Par Geneviève NORMAND.

Mark Carney entame mardi une visite d’Etat de quatre jours en Chine, la première en huit ans pour un Premier ministre canadien, afin de renforcer le commerce avec Pékin et de tourner la page sur des années de tensions diplomatiques.

Le chef de gouvernement canadien y est attendu du 13 au 17 janvier, à l’invitation du président chinois Xi Jinping lancée en octobre.

Les deux dirigeants avaient initié un rapprochement l’automne dernier lors de leur rencontre en Corée du Sud en marge du sommet de la Coopération économique pour l’Asie-Pacifique (APEC), que Mark Carney avait qualifiée de “tournant” dans la relation sino-canadienne.

Sa visite visera à “renforcer la collaboration dans les domaines du commerce, de l’énergie, de l’agriculture et de la sécurité internationale”, ont indiqué ses services dans un communiqué.

Et elle marquera surtout la première visite d’un Premier ministre canadien depuis celle de Justin Trudeau en décembre 2017 qui a été suivie par des années de brouille diplomatique entre les deux pays.

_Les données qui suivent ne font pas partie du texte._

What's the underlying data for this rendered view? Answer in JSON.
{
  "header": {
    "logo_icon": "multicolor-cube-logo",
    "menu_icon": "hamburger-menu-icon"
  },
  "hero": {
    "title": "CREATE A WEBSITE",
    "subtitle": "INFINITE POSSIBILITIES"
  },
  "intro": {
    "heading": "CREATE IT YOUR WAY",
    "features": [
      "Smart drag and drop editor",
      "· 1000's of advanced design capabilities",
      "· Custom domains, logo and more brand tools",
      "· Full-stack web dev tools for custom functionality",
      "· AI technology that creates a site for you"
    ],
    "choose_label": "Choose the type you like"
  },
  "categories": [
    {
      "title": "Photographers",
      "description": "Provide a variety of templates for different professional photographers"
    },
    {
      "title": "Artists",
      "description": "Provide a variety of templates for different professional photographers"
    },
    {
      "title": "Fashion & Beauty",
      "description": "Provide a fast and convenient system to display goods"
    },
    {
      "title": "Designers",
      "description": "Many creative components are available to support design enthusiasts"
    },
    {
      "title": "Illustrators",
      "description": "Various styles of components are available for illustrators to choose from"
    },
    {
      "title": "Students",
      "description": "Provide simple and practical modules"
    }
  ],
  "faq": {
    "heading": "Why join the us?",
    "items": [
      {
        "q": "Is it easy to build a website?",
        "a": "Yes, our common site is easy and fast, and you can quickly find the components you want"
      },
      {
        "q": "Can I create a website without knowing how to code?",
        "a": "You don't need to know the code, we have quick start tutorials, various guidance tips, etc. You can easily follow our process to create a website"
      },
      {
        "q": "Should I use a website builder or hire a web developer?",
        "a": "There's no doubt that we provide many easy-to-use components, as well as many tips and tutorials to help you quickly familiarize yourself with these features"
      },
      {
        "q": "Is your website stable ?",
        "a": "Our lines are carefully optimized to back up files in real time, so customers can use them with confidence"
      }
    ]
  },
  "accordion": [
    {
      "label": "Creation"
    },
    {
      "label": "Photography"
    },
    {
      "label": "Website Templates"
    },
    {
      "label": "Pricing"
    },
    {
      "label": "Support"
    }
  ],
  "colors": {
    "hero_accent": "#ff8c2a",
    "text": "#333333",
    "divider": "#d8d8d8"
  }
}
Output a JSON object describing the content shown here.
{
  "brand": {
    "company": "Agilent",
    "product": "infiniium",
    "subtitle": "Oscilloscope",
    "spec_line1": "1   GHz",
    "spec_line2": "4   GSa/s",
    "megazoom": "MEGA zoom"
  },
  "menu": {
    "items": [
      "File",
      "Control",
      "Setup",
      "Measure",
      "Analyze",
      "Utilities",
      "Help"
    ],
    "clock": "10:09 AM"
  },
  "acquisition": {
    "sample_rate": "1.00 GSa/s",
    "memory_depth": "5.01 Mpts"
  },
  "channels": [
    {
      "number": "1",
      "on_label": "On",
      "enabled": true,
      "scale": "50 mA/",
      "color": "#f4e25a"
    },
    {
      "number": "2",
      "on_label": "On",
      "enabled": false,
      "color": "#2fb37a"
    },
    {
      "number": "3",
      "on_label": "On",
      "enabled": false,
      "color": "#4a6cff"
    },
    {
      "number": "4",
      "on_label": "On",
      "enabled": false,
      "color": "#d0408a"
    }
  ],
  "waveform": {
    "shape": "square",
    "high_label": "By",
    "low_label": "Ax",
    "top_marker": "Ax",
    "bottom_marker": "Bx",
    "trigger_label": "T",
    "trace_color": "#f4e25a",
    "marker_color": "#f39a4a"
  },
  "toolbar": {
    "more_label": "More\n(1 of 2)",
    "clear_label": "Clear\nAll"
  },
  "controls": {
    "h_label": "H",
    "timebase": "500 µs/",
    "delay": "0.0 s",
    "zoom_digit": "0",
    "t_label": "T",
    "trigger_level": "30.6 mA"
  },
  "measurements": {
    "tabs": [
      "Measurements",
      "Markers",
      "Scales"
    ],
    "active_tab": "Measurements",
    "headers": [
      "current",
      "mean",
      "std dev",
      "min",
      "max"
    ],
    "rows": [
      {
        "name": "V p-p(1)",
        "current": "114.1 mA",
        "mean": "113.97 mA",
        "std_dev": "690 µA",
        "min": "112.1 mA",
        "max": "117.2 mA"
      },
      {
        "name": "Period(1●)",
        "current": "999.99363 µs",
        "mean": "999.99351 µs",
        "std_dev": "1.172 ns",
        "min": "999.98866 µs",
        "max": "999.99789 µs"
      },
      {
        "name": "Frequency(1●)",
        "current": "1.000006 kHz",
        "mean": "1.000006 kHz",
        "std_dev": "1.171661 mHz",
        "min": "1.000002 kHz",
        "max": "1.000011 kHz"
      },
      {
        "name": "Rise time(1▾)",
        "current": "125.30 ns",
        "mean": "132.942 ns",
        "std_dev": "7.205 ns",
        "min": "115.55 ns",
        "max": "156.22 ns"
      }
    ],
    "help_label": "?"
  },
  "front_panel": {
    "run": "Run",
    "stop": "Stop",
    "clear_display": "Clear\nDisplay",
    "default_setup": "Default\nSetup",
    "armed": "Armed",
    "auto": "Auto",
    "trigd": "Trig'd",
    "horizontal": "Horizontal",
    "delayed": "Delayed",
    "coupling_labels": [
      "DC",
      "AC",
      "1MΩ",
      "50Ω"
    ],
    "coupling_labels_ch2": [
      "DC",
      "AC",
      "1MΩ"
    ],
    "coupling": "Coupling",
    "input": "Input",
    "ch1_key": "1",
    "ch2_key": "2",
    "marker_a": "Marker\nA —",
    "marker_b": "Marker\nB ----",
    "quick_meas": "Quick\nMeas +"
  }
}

“Ce voyage est une avancée majeure”, estime Gordon Houlden, ancien diplomate canadien et directeur de l’Institut de la Chine à l’Université de l’Alberta.

“Si certains des problèmes commerciaux qui affectent nos exportations sont d’origine politique, alors résoudre cette question devrait avoir un effet positif sur le commerce”, explique-t-il à l’AFP.

Les relations entre les deux pays se sont fortement détériorées en 2018 après l’arrestation d’une dirigeante du géant technologique chinois Huawei au Canada à la demande des Etats-Unis, suivie de l’emprisonnement de deux ressortissants canadiens en Chine, soupçonnés d’espionnage par Pékin.

La Chine a été accusée d’interférence dans les élections canadiennes ces dernières années.

Lors de sa visite, Mark Carney doit rencontrer le Premier ministre chinois Li Qiang et des chefs d’entreprise pour toute la partie consacrée aux relations commerciales.

– “L’éléphant dans la pièce” –

Au-delà de rebâtir les liens diplomatiques, Ottawa espère avec cette visite établir des partenariats stratégiques avec la Chine, diversifier ses échanges commerciaux et attirer de nouveaux investissements.

Car le Canada, confronté au protectionnisme américain et aux attaques du président Donald Trump, tente de développer de nouveaux marchés pour rompre sa dépendance économique envers les Etats-Unis.

Et la Chine est le deuxième partenaire commercial du Canada avec un volume d’échanges bilatéraux de marchandises qui a atteint 118,7 milliards $ en 2024.

“Cette visite est importante car la Chine est évidemment une superpuissance incontournable”, affirme à l’AFP Guy Saint-Jacques, ambassadeur du Canada en Chine entre 2012 à 2016, prédisant que la rencontre entre les deux dirigeants entraînera un “recalibrage important” des relations.

Selon lui, une entente sur les véhicules électriques et l’approvisionnement énergétique chinois est possible à l’issue des rencontres.

Mais “l’éléphant dans la pièce”, rappelle-t-il, demeure la question des droits de douane, appliqués de part et d’autre.

Depuis l’été 2024, Ottawa et Pékin s’affrontent sur le front commercial: surtaxes canadiennes sur les véhicules électriques et l’acier chinois, et ripostes chinoises sur des produits agricoles canadiens, dont le canola, un oléagineux utilisé pour l’alimentation et les biocarburants.

“Quels que soient les accords conclus entre le Canada et la Chine, ils seront scrutés à Washington et pourraient influencer nos discussions sur l’accord ACEUM (accord de libre-échange nord-américain)”, explique Vina Nadjibulla, vice-présidente de la Fondation Asie Pacifique du Canada.

Elle estime par ailleurs que le défi pour Mark Carney en Chine “sera de faire progresser les objectifs économiques sans pour autant sacrifier les priorités en matière de sécurité nationale”.

Après ce déplacement, le Premier ministre canadien doit se rendre au Qatar pour une visite bilatérale et en Suisse pour participer à la réunion annuelle du Forum économique mondial.